A prisão civil é medida coercitiva aplicável exclusivamente ao devedor de alimentos. O inventariante, na qualidade de administrador do espólio, não pode ser preso por inadimplemento de pensão alimentícia devida pelo falecido. A jurisprudência do STJ é pacífica nesse sentido:
DIREITO CIVIL. IMPOSSIBILIDADE DE PRISÃO CIVIL DO INVENTARIANTE PELO INADIMPLEMENTO DE PENSÃO ALIMENTÍCIA.
Não cabe prisão civil do inventariante em razão do descumprimento do dever do espólio de prestar alimentos. Isso porque a restrição da liberdade constitui sanção de natureza personalíssima que não pode recair sobre terceiro, estranho ao dever de alimentar. De fato, a prisão administrativa atinge apenas o devedor de alimentos, segundo o art. 733, § 1°, do CPC, e não terceiros. Dessa forma, sendo o inventariante um terceiro na relação entre exequente e executado - ao espólio é que foi transmitida a obrigação de prestar alimentos (haja vista o seu caráter personalíssimo) -, configura constrangimento ilegal a coação, sob pena de prisão, a adimplir obrigação do referido espólio, quando este não dispõe de rendimento suficiente para tal fim. Efetivamente, o inventariante nada mais é do que, substancialmente, auxiliar do juízo (art. 139 do CC/2002), não podendo ser civilmente preso pelo descumprimento de seus deveres, mas sim destituído por um dos motivos do art. 995 do CC/2002. Deve-se considerar, ainda, que o próprio herdeiro pode requerer pessoalmente ao juízo, durante o processamento do inventário, a antecipação de recursos para a sua subsistência, podendo o magistrado conferir eventual adiantamento de quinhão necessário à sua mantença, dando assim efetividade ao direito material da parte pelos meios processuais cabíveis, sem que se ofenda, para tanto, um dos direitos fundamentais do ser humano, a liberdade. Precedente citado: REsp 1.130.742-DF, Quarta Turma, DJe 17/12/2012. HC 256.793-RN, Rel. Min. Luis Felipe Salomão, julgado em 1º/10/2013.
Conclusão
A habilitação de herdeiros em créditos alimentares é juridicamente possível, desde que se refira a parcelas vencidas e não pagas antes do falecimento do credor. Tais valores integram o patrimônio do alimentado e podem ser partilhados entre seus herdeiros. O procedimento deve ser realizado nos autos do processo de execução ou no inventário do espólio do devedor, observando-se os limites da herança.

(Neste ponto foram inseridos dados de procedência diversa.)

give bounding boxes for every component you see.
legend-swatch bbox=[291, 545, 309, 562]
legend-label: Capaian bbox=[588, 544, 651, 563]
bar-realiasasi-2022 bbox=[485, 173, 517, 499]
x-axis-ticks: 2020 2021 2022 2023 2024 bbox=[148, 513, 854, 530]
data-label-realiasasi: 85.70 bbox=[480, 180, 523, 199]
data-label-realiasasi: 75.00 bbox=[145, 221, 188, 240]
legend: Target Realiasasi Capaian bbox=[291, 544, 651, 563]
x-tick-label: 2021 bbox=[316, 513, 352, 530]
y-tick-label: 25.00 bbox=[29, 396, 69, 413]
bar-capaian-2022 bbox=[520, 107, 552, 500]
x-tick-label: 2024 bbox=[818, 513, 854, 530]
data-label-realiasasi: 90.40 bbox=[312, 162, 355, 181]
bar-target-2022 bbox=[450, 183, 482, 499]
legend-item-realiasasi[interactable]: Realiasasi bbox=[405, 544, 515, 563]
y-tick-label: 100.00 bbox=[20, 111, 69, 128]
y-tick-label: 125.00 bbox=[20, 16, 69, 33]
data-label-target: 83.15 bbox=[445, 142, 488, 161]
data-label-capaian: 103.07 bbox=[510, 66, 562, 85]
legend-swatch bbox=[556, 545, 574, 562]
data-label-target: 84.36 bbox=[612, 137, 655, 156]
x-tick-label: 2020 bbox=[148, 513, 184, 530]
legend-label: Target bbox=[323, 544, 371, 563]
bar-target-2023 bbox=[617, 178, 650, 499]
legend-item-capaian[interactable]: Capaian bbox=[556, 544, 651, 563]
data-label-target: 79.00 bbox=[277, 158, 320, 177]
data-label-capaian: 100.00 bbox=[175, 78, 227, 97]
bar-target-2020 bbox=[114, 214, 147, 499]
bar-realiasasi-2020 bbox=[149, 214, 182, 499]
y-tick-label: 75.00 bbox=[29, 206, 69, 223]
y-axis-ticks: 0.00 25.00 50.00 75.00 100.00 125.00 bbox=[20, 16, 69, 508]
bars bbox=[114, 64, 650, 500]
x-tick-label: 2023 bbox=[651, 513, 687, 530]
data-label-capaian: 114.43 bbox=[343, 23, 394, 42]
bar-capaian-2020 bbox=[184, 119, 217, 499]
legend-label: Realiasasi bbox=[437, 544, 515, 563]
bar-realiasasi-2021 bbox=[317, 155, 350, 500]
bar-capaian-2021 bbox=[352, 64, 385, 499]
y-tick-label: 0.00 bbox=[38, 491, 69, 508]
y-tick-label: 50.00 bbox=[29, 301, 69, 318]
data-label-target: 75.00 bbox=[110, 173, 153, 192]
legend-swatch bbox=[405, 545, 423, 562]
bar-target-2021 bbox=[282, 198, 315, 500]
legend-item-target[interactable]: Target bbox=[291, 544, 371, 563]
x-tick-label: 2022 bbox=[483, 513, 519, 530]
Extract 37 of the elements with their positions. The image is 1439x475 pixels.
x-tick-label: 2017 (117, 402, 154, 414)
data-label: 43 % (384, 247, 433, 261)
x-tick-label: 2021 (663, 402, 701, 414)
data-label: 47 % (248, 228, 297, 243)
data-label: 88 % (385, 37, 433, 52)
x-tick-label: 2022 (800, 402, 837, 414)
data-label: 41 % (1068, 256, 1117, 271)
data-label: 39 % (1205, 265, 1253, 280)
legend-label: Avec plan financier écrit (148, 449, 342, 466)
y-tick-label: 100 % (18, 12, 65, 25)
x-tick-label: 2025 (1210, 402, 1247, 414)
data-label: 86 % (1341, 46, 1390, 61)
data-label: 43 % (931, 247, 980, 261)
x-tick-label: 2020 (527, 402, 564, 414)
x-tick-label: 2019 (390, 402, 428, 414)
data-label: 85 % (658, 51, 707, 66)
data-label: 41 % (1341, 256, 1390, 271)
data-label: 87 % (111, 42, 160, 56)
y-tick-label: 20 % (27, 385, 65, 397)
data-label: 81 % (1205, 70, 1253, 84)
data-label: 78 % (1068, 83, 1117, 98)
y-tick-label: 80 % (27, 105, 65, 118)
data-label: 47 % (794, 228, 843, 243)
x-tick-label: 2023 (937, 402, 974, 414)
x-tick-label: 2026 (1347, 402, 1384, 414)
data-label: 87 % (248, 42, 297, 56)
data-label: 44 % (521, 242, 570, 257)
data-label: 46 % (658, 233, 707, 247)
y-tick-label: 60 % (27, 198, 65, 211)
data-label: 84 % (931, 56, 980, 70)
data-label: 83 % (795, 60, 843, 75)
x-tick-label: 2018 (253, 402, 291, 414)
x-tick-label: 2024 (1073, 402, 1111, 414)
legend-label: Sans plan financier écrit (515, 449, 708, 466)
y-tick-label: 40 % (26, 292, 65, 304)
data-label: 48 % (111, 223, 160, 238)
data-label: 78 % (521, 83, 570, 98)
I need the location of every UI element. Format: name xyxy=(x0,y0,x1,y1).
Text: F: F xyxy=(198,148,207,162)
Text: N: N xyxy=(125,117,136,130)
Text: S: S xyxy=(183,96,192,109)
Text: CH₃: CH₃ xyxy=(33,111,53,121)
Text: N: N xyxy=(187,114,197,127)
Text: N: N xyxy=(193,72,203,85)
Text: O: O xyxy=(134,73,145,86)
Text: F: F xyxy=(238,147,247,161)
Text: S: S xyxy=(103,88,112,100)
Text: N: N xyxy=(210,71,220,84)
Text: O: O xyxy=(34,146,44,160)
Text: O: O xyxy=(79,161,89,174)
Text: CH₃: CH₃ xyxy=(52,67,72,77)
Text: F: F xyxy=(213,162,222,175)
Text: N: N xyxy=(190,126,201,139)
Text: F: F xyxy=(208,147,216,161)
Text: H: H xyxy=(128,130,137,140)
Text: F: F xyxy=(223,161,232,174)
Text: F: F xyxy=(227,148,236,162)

O procedimento deve ser feito nos autos do processo de execução ou por meio da partilha no inventário.
Em casos excepcionais, quando o alimentado é também herdeiro, o espólio pode ser compelido a prestar alimentos até o encerramento do inventário, com os valores sendo descontados do quinhão hereditário.
É fundamental contar com a orientação de um advogado especializado para garantir a correta habilitação e resguardar os direitos dos herdeiros.